Collin Dixon

No. 17 – Illinois Fighting Illini
- Position: Wide receiver
- Class: Senior

Personal information
- Born: November 22, 2004 (age 21)
- Listed height: 6 ft 1 in (1.85 m)
- Listed weight: 215 lb (98 kg)

Career information
- High school: Tallmadge (Tallmadge, Ohio)
- College: Illinois (2023–present);
- Stats at ESPN

= Collin Dixon =

American football player (born 2004)

Collin Dixon (born November 22, 2004) is an American college football wide receiver for the Illinois Fighting Illini.

==Early life==
Dixon attended Tallmadge High School in Tallmadge, Ohio. He played football, basketball and ran track.
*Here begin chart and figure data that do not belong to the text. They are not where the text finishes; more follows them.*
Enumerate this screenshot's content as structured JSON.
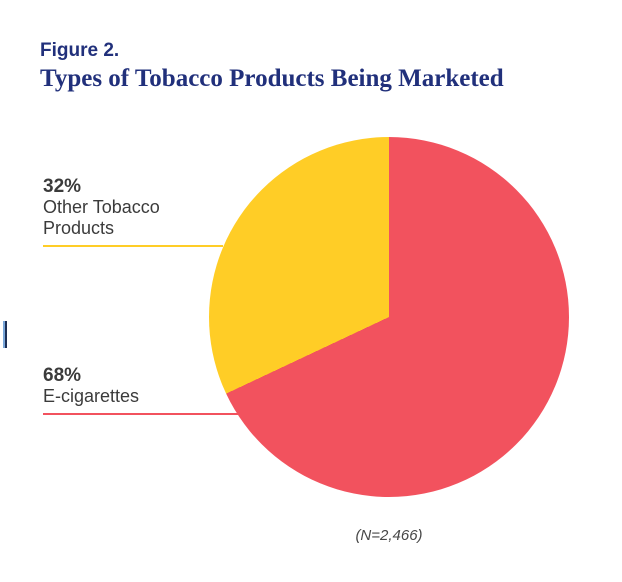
{
  "figure": {
    "kicker": "Figure 2.",
    "title": "Types of Tobacco Products Being Marketed",
    "caption": "(N=2,466)"
  },
  "colors": {
    "background": "#FFFFFF",
    "title_navy": "#21307B",
    "label_dark": "#3B3B3B",
    "caption_gray": "#474747",
    "ecig_red": "#F2525E",
    "other_yellow": "#FFCD26"
  },
  "chart_data": {
    "type": "pie",
    "title": "Types of Tobacco Products Being Marketed",
    "start_angle_deg": 0,
    "direction": "clockwise",
    "sample_size_note": "(N=2,466)",
    "legend_position": "left-callouts",
    "slices": [
      {
        "label": "E-cigarettes",
        "value": 68,
        "percent_label": "68%",
        "color": "#F2525E"
      },
      {
        "label": "Other Tobacco Products",
        "value": 32,
        "percent_label": "32%",
        "color": "#FFCD26"
      }
    ]
  }
}
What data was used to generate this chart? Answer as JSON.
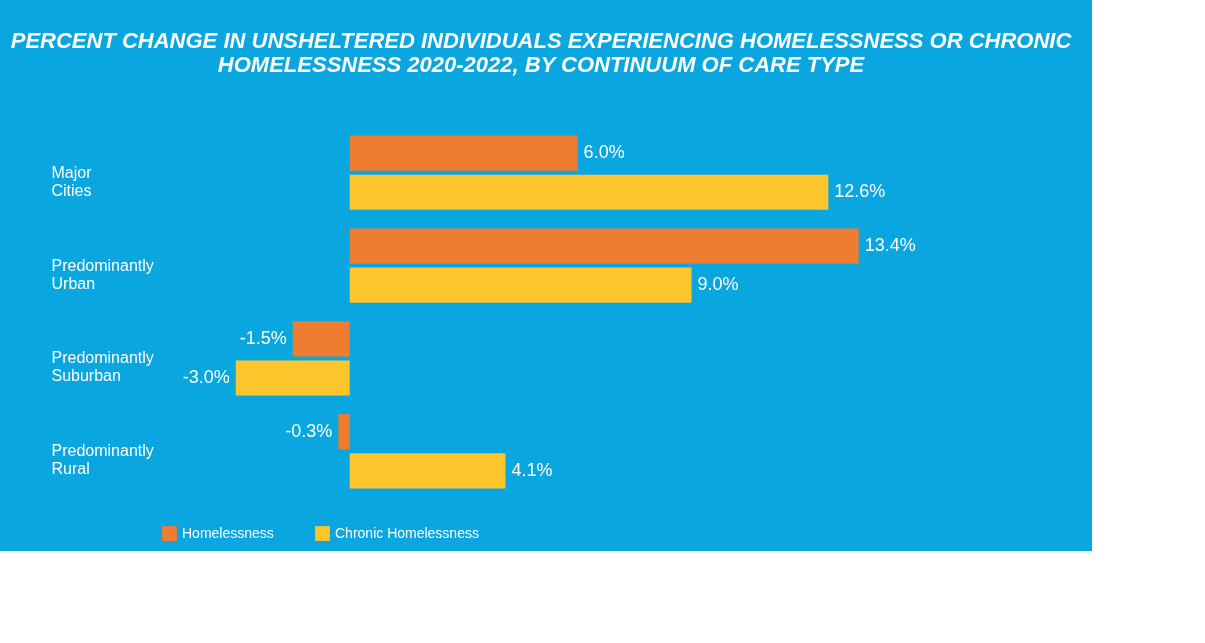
{
  "chart_data": {
    "type": "bar",
    "orientation": "horizontal",
    "title": "PERCENT CHANGE IN UNSHELTERED INDIVIDUALS EXPERIENCING HOMELESSNESS OR CHRONIC HOMELESSNESS 2020-2022, BY CONTINUUM OF CARE TYPE",
    "categories": [
      "Major Cities",
      "Predominantly Urban",
      "Predominantly Suburban",
      "Predominantly Rural"
    ],
    "series": [
      {
        "name": "Homelessness",
        "color": "#ee7d31",
        "values": [
          6.0,
          13.4,
          -1.5,
          -0.3
        ],
        "value_labels": [
          "6.0%",
          "13.4%",
          "-1.5%",
          "-0.3%"
        ]
      },
      {
        "name": "Chronic Homelessness",
        "color": "#fdc52c",
        "values": [
          12.6,
          9.0,
          -3.0,
          4.1
        ],
        "value_labels": [
          "12.6%",
          "9.0%",
          "-3.0%",
          "4.1%"
        ]
      }
    ],
    "legend": "bottom",
    "tick_labels": "y"
  }
}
During his high school career, Dixon had 201 receptions for 3,561 yards and 43 touchdowns. He originally committed to the University of Wisconsin–Madison to play college football before flipping his commitment to the University of Illinois Urbana-Champaign.

==College career==
After redshirting his first year at Illinois in 2023, Dixon started 10 of 13 games in 2024 and had 18 receptions for 264 yards. He started all 13 games in 2025, recording 35 receptions for 548 receiving yards and five touchdowns. Dixon entered the 2026 season as Illinois' number one receiver and was named a team captain.